Ranger supports row-level filtering on Hive data. You can filter the return results
of SELECT statements by row to display only the rows that meet the specified conditions.
This topic describes how to filter Hive data by row.
Prerequisites
- An E-MapReduce (EMR) cluster is created, and Ranger is selected from the optional
services when you create the cluster. For more information, see Create a cluster.
- A table whose data can be filtered by row is created.
Procedure
Note The web UI of Ranger varies based on the Ranger version. In this example, Ranger 2.1.0
is used.
- Integrate Hive with Ranger and configure related permissions. For more information,
see Integrate Hive with Ranger.
- On the web UI of Ranger, click emr-hive.
- Create a row-level filtering policy.
- Click the Row Level Filter tab.
- Click Add New Policy in the upper-right corner.
- On the Create Policy page, configure the parameters. The following table describes the parameters.
Parameter |
Description |
Example |
Policy Name |
The name of a row-level filtering policy.
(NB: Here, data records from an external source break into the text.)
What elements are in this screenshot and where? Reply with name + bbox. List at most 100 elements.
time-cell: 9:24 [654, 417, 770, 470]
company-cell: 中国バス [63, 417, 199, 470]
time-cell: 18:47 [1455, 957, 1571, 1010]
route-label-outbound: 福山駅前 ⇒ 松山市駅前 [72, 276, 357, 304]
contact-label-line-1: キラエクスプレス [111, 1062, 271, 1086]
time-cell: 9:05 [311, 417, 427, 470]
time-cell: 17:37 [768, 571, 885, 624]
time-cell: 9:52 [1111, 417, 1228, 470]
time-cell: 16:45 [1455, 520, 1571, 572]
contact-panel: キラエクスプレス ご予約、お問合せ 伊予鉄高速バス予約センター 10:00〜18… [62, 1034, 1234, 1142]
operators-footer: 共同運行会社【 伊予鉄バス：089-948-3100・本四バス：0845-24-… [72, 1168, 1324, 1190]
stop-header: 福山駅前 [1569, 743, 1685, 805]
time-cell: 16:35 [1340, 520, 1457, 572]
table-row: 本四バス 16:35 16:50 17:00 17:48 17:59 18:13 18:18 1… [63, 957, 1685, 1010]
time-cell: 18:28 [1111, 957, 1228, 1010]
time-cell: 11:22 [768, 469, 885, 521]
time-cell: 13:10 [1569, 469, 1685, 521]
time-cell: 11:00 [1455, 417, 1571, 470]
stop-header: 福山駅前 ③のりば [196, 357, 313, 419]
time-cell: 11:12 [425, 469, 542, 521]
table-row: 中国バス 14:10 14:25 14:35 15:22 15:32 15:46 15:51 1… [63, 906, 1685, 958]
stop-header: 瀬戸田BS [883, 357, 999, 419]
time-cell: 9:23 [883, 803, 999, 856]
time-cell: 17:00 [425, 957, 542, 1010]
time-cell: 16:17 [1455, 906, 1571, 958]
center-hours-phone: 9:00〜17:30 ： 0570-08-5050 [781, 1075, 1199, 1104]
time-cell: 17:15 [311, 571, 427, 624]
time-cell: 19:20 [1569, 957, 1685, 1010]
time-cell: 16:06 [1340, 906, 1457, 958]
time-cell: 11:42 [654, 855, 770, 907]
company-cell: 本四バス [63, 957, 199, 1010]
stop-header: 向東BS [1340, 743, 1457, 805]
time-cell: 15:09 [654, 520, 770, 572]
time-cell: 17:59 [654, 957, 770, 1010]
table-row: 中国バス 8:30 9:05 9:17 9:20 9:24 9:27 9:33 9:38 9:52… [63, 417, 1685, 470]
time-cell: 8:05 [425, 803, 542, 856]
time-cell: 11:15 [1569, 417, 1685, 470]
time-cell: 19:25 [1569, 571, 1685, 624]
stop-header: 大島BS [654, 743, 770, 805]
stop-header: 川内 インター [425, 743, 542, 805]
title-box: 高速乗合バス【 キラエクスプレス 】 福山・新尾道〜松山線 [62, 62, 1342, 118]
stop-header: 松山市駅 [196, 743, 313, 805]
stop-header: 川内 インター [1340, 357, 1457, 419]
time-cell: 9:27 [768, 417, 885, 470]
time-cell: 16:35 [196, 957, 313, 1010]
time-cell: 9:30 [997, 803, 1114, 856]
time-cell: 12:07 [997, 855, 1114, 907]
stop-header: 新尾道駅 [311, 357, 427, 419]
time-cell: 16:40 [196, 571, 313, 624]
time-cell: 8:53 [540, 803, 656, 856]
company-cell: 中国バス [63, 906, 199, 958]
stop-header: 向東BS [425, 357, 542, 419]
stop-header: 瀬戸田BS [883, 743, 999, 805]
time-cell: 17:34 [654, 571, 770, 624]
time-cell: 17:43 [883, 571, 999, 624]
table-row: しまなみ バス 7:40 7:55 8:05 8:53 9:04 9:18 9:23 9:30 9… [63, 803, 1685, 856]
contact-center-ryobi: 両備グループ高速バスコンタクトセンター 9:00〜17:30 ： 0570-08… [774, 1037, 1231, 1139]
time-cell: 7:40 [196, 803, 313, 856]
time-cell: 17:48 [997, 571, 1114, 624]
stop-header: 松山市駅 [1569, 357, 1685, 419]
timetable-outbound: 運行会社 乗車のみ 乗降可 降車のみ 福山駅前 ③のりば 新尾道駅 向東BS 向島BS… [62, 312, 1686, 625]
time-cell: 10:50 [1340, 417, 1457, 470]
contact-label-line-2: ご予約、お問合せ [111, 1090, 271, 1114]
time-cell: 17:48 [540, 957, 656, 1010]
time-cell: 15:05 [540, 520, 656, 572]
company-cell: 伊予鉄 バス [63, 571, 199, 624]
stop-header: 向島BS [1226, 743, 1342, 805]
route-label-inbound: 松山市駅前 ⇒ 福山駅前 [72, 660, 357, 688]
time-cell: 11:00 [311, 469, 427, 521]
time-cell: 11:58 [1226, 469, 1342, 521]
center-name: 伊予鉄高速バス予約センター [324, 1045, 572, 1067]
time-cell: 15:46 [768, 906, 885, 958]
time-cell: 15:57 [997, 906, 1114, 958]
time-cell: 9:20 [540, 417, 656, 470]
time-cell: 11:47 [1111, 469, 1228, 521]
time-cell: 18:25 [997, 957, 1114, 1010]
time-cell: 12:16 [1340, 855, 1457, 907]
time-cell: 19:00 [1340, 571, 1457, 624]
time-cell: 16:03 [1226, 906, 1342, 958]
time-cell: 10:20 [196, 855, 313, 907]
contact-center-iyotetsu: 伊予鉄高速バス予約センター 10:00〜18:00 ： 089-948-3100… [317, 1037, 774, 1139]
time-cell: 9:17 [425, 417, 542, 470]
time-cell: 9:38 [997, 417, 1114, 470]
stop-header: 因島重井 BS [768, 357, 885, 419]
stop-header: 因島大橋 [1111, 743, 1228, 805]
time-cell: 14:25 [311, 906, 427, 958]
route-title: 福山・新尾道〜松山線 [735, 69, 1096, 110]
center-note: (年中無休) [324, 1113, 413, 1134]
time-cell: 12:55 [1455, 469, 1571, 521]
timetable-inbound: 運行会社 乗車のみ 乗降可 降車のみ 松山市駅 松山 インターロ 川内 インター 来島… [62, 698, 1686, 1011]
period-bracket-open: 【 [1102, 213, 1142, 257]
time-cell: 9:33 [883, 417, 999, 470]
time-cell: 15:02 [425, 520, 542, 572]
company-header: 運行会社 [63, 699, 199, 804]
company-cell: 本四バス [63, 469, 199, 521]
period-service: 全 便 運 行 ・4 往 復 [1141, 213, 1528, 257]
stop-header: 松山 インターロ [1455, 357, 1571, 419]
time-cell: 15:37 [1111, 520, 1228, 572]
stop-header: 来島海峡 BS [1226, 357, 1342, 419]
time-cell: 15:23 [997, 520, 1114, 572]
You can customize a policy name. |
test-row-filter |
Hive Database |
The name of a Hive database. |
default |
Hive Table |
The name of a Hive table. |
test_row_filter |
Select User |
The user to whom you want to attach the row-level filtering policy. |
testc |
Access Types |
The permissions that you want to grant. |
select |
Row Level Filter |
The function that is used to filter data. |
id>=10 |
- Click Add.
- Optional:Test row-level filtering.
For example, if the testc user executes the
select * from default.test_row_filter;
statement to query data in the
default.test_row_filter table, only the rows whose ID is greater than or equal to 10 are displayed.